PHOTOGRAPHIC PERSPECTIVE has become the most popular form of optical, technical, or instrument perspective, partly because of its ease of use and the rapidity with which perspective images can be taken (compared to the slow process of producing artistic drawings/paintings).
Photographical Perspective
However, the reproducibility, portability, ease of storage, and communicability of film/digital images are major advantages, along with the inherent image accuracy of these media over hand-drawn art. Important technologies related to photography include the camera obscura, developed in the 5th century BC; the lens, from the 13th century; and photochemistry, from the 18th century.
Modern photography first emerged in 1826-7 in the form of a technique invented by Joseph Nicéphore Niépce called Heliography, which produces one-of-a-kind perspective images (of spatial reality) on metal plates treated with light-sensitive chemicals.

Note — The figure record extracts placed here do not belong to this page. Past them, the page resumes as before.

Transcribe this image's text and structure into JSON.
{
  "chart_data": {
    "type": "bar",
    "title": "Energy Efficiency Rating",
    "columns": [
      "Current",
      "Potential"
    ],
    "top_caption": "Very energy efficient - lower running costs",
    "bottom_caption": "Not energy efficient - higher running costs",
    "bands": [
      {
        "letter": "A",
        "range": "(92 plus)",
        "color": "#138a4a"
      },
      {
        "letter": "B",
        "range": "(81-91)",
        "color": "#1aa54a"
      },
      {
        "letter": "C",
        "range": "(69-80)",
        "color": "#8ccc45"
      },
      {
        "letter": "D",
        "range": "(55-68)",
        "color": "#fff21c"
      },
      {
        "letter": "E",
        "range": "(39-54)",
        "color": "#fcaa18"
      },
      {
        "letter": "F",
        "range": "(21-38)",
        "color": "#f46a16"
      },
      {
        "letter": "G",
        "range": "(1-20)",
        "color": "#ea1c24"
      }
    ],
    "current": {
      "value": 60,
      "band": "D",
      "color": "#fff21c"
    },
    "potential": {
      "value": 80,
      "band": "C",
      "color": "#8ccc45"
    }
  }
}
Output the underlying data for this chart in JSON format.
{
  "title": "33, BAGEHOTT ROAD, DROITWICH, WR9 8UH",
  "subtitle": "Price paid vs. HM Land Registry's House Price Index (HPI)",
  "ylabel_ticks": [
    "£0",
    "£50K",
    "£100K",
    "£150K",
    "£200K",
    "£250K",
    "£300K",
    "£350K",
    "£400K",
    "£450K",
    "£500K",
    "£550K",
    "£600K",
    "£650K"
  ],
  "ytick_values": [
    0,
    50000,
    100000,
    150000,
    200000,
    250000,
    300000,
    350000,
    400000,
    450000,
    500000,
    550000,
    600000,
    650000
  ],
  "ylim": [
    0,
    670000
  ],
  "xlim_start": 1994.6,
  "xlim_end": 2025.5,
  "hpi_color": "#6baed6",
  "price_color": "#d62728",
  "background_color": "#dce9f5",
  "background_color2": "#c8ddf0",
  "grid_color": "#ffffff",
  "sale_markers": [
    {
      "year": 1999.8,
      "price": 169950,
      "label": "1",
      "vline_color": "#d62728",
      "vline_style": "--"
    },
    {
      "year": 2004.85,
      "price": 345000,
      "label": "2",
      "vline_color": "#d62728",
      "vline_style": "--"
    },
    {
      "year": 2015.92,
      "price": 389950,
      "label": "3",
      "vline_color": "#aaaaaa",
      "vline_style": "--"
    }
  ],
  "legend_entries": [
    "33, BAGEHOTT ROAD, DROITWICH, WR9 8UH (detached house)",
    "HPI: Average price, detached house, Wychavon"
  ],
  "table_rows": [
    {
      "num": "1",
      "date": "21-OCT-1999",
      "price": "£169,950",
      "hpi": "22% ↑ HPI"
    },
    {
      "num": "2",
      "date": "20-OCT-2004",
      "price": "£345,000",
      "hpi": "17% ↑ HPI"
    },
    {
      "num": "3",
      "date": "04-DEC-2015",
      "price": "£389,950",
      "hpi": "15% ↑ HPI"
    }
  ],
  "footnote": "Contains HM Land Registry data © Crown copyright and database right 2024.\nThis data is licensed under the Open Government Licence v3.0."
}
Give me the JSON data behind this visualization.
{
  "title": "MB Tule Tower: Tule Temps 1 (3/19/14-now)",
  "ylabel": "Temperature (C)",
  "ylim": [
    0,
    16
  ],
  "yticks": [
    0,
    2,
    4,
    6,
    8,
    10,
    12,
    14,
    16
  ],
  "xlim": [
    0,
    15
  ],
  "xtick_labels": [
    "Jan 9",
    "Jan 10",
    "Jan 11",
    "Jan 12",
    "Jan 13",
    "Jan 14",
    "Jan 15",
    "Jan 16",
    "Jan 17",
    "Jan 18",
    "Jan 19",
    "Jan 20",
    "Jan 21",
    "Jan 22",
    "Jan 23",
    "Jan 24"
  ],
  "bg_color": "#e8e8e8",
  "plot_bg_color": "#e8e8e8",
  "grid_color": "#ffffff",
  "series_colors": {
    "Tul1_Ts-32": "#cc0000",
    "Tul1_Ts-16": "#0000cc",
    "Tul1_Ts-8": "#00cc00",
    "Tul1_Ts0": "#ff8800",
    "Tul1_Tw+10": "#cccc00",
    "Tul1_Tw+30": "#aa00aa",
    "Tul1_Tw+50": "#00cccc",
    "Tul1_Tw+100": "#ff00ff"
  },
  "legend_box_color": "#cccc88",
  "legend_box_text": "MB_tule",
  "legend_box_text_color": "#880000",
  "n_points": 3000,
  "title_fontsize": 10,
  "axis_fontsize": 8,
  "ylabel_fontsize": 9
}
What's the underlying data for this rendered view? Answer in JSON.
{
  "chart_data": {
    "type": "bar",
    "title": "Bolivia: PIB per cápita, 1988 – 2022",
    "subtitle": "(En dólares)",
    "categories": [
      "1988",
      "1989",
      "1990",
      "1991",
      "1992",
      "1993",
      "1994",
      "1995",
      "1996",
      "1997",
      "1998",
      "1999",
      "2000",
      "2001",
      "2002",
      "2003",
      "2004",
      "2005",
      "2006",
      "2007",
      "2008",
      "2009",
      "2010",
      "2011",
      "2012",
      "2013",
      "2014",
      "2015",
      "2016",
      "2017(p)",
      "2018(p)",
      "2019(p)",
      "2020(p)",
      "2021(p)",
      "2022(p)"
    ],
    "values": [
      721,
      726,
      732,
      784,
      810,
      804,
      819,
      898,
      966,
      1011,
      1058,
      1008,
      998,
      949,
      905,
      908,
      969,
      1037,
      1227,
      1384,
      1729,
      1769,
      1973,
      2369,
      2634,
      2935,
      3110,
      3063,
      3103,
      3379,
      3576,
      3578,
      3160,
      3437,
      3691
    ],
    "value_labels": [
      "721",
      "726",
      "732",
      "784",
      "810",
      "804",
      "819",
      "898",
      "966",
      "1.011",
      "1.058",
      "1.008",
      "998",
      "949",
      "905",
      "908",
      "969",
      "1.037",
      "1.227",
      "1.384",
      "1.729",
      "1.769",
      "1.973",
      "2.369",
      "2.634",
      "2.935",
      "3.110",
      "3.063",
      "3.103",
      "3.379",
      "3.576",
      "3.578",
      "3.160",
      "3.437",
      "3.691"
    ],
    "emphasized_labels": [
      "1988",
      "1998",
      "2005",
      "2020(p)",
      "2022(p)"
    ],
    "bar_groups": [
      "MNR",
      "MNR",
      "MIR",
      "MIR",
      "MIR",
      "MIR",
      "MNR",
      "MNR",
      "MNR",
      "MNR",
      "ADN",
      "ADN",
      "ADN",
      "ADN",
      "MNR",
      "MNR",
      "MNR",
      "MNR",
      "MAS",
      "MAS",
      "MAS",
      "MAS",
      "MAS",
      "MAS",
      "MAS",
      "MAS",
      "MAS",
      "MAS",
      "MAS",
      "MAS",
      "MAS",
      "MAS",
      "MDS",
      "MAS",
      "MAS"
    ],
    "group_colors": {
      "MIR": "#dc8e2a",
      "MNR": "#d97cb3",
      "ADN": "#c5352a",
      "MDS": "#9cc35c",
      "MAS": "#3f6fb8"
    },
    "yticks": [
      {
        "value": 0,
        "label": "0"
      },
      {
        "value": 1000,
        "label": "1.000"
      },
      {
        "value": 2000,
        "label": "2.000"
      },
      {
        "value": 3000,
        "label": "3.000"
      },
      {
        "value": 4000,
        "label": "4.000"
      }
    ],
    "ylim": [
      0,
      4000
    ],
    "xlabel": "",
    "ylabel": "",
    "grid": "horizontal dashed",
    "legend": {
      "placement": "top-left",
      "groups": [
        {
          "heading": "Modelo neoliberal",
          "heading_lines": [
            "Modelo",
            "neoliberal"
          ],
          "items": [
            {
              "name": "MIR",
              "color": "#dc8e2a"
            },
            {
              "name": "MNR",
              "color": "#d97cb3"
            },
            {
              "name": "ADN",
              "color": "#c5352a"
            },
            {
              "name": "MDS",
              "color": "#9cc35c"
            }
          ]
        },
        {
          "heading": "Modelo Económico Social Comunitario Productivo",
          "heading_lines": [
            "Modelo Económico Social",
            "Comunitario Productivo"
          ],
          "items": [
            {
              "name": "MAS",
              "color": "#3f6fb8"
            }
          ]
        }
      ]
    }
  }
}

By the early 1840s, early Daguerreotype photographic images required an exposure of around twenty minutes.
The past century saw the invention of new kinds of photographic film cameras, which recorded images of objects with no human intervention beyond pressing a button. Subsequent developments, including Flexible-Roll-Film, Colour-Film, Single- Lens-Reflex, Instamatic, and Polaroid Cameras, among others, provided new methods and processes that further enhanced photographic techniques, from speed to malleability and image-processing in modern digital photography.
In a sense, the photographic camera marked the logical conclusion of a trend linking apertures in a camera obscura and images that had emerged a thousand years earlier.

Window Principle
Photography provided a physical demonstration that the window principle (ref. picture plane / directing plane) of perspective was a function of objective geometry, independent of a painter’s subjective interventions. In any case, photographic cameras do not employ an overt perspective window(s) to establish the viewpoint, viewing angle, and field of view, etc., and because these factors are all fixed instantly when the camera button is pressed.
Theoretically, photography promised a one-to-one correspondence between the original object and image. This principle has proven of great interest to architects. In other fields, photographic surveying techniques provided accurate matching/indexing methods essential to map-making.
With the rise of photography in the latter nineteenth century, correspondence questions arose anew: whether the eye perceives photographic space in the same way as physical space. In any case, the advent of digital cameras and the Internet in the 1990s brought many dramatic changes to photography, enabling digital images to be rapidly created (in vast numbers), shared, processed, linked together, and possibly integrated into a single image-space, as in the Google Maps system.